La crisis financiera es institucional. La factura no debería ser estudiantil.
La UAS arrastra una deuda estructural de 1,539 millones de pesos, un sistema de jubilaciones que consume el 35% de su presupuesto y una nómina de personal de confianza —casi la mitad de sus 9,000 empleados— con percepciones de entre 22,000 y 62,000 pesos mensuales.
Ante esta realidad, el rector Jesús Madueña Molina optó por implementar una “reingeniería financiera” que aplica descuentos del 5% al 20% a los salarios de docentes activos y jubilados, mientras mantiene intactos los privilegios de la nómina de confianza.
Paralelamente, el incremento en cuotas estudiantiles —calificado por el diputado Sergio Torres Félix como “ilegal y arbitrario”— traslada a las familias más vulnerables el costo de un desastre financiero que estas nunca provocaron.
El argumento institucional de que las cuotas de la UAS “siguen siendo las más bajas del país” resulta estadísticamente deshonesto: compara cifras nominales ignorando el poder adquisitivo real de las familias sinaloenses, la velocidad de los incrementos y el contexto de una entidad que atraviesa una crisis de seguridad con impacto económico directo sobre la población. Una cuota “baja” que se duplica en meses, en el contexto equivocado, no es una cuota baja: es una trampa.
Lo que la UAS debe explicar
Una universidad pública no puede invocar su carácter autónomo para eximirse de la rendición de cuentas. La resistencia de la UAS a las auditorías forenses, la opacidad en el diseño de los procesos de titulación y la ausencia de consulta previa a la comunidad estudiantil antes de aprobar incrementos del 56% en cuotas no son rasgos accidentales: son señales de una institución que ha normalizado tratar a sus estudiantes como fuente de financiamiento antes que como sujetos de derecho.

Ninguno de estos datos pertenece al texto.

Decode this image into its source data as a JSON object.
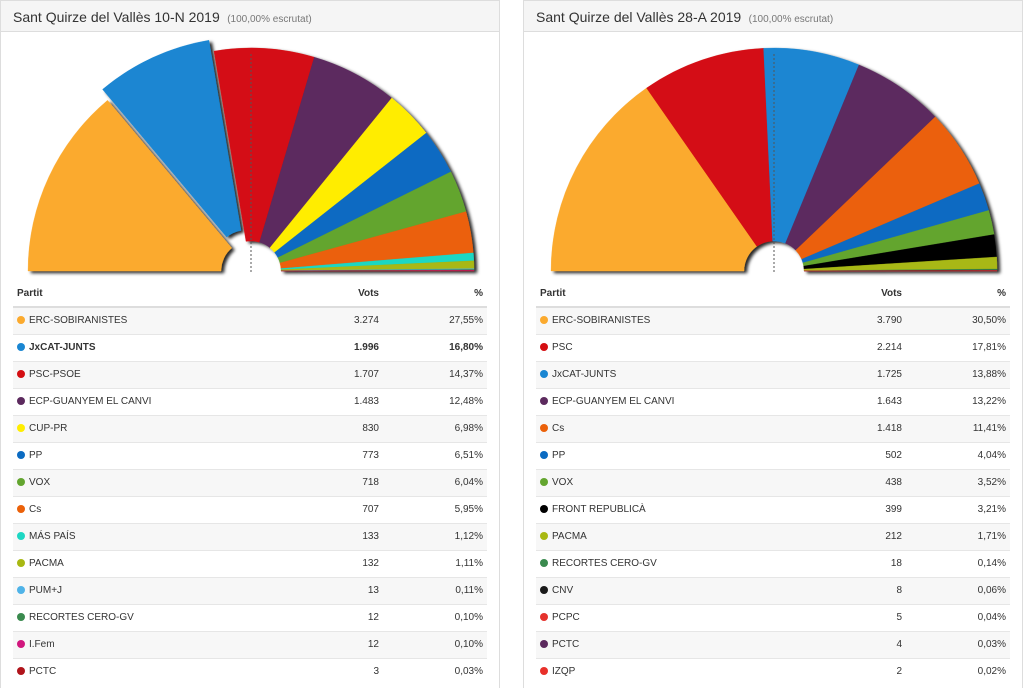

Las jóvenes de Nayarit que viajan a Culiacán y deben rentar cuarto, pagar dos viajes de ida y vuelta y navegar la burocracia ‘uaseña’ solo para recoger un título que ya ganaron con su esfuerzo académico no son un caso excepcional: son la norma. Y la norma, en este caso, es inaceptable.
La gratuidad progresiva prometida por la nueva Ley Orgánica de la UAS no tendrá ningún valor mientras los trámites administrativos continúen siendo el canal alternativo para extraer recursos de quienes menos los tienen. Las palabras cuestan poco. Las reformas estructurales, mucho más.